In 1967 Ed Benguiat licensed the design from ATF and re-drew the face for Photo-Lettering Inc. When the International Typeface Corporation (ITC) was formed in 1971 it not only issued this design as ITC Souvenir but hired Benguiat to draw additional weights. He even added swashes for each variant, thus increasing its attractiveness. It was the bold and demi-bold weights that subsequently achieved a ubiquitous popularity, leading to it being made available for photocomposition by all the leading producers under the name Souvenir by Alphatype, Berthold, Compugraphic, Dymo, Harris, Star/Photon, Mergenthaler, Monotype, Varityper, while it was called Sovran by Graphic Systems Inc.

== Hot metal copies ==
The sudden popularity of this face in the 1970s led to the creation of Linotype matrices in two weights by Matrotype. This may have been the only time when a phototype was subsequently cut into metal.

== Digital copies ==
Because of cross-licensing agreements, the original digitisation is sold by a variety of companies.
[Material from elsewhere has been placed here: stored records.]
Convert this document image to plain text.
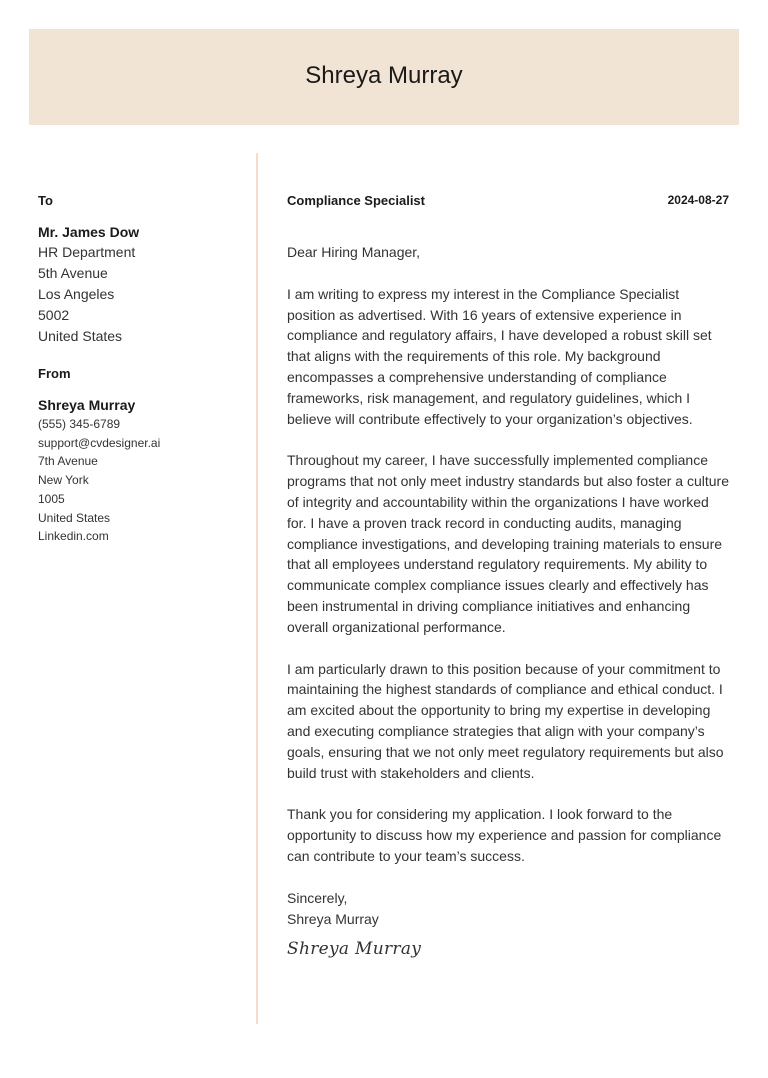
Shreya Murray
To
Mr. James Dow
HR Department
5th Avenue
Los Angeles
5002
United States
From
Shreya Murray
(555) 345-6789
support@cvdesigner.ai
7th Avenue
New York
1005
United States
Linkedin.com
Compliance Specialist	2024-08-27
Dear Hiring Manager,
I am writing to express my interest in the Compliance Specialist position as advertised. With 16 years of extensive experience in compliance and regulatory affairs, I have developed a robust skill set that aligns with the requirements of this role. My background encompasses a comprehensive understanding of compliance frameworks, risk management, and regulatory guidelines, which I believe will contribute effectively to your organization’s objectives.
Throughout my career, I have successfully implemented compliance programs that not only meet industry standards but also foster a culture of integrity and accountability within the organizations I have worked for. I have a proven track record in conducting audits, managing compliance investigations, and developing training materials to ensure that all employees understand regulatory requirements. My ability to communicate complex compliance issues clearly and effectively has been instrumental in driving compliance initiatives and enhancing overall organizational performance.
I am particularly drawn to this position because of your commitment to maintaining the highest standards of compliance and ethical conduct. I am excited about the opportunity to bring my expertise in developing and executing compliance strategies that align with your company’s goals, ensuring that we not only meet regulatory requirements but also build trust with stakeholders and clients.
Thank you for considering my application. I look forward to the opportunity to discuss how my experience and passion for compliance can contribute to your team’s success.
Sincerely,
Shreya Murray
Shreya Murray
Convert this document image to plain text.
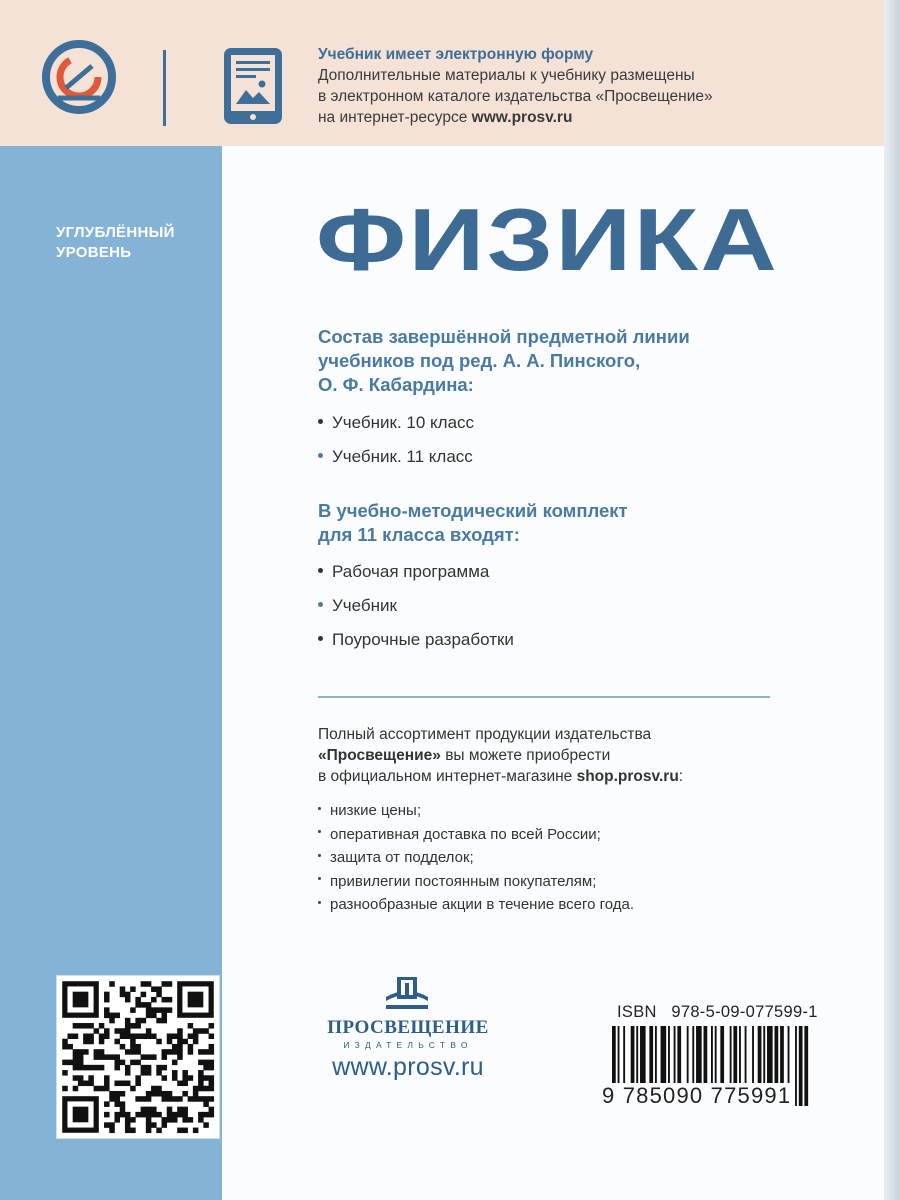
Учебник имеет электронную форму
Дополнительные материалы к учебнику размещены
в электронном каталоге издательства «Просвещение»
на интернет-ресурсе www.prosv.ru
УГЛУБЛЁННЫЙ
УРОВЕНЬ	ФИЗИКА
Состав завершённой предметной линии
учебников под ред. А. А. Пинского,
О. Ф. Кабардина:
Учебник. 10 класс
Учебник. 11 класс
В учебно-методический комплект
для 11 класса входят:
Рабочая программа
Учебник
Поурочные разработки
Полный ассортимент продукции издательства
«Просвещение» вы можете приобрести
в официальном интернет-магазине shop.prosv.ru:
низкие цены;
оперативная доставка по всей России;
защита от подделок;
привилегии постоянным покупателям;
разнообразные акции в течение всего года.
ПРОСВЕЩЕНИЕ
ИЗДАТЕЛЬСТВО
www.prosv.ru
ISBN 978-5-09-077599-1
9 785090 775991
Digital copies are widely available from Linotype, Adobe, Monotype, and many other vendors. The company URW++ created a matching sans-serif design to complement it.

==Reputation==
Due to its enormous popularity in the 1970s, Souvenir has become associated with the design of that era. This inevitably led to a backlash commencing in the 1980s and 1990s. Simon Garfield lists it as the "seventh worst typeface in the world." The backlash can be compared to that against Comic Sans some decades later, another typeface intended to seem casual and friendly that came to be seen as overused in inappropriate circumstances.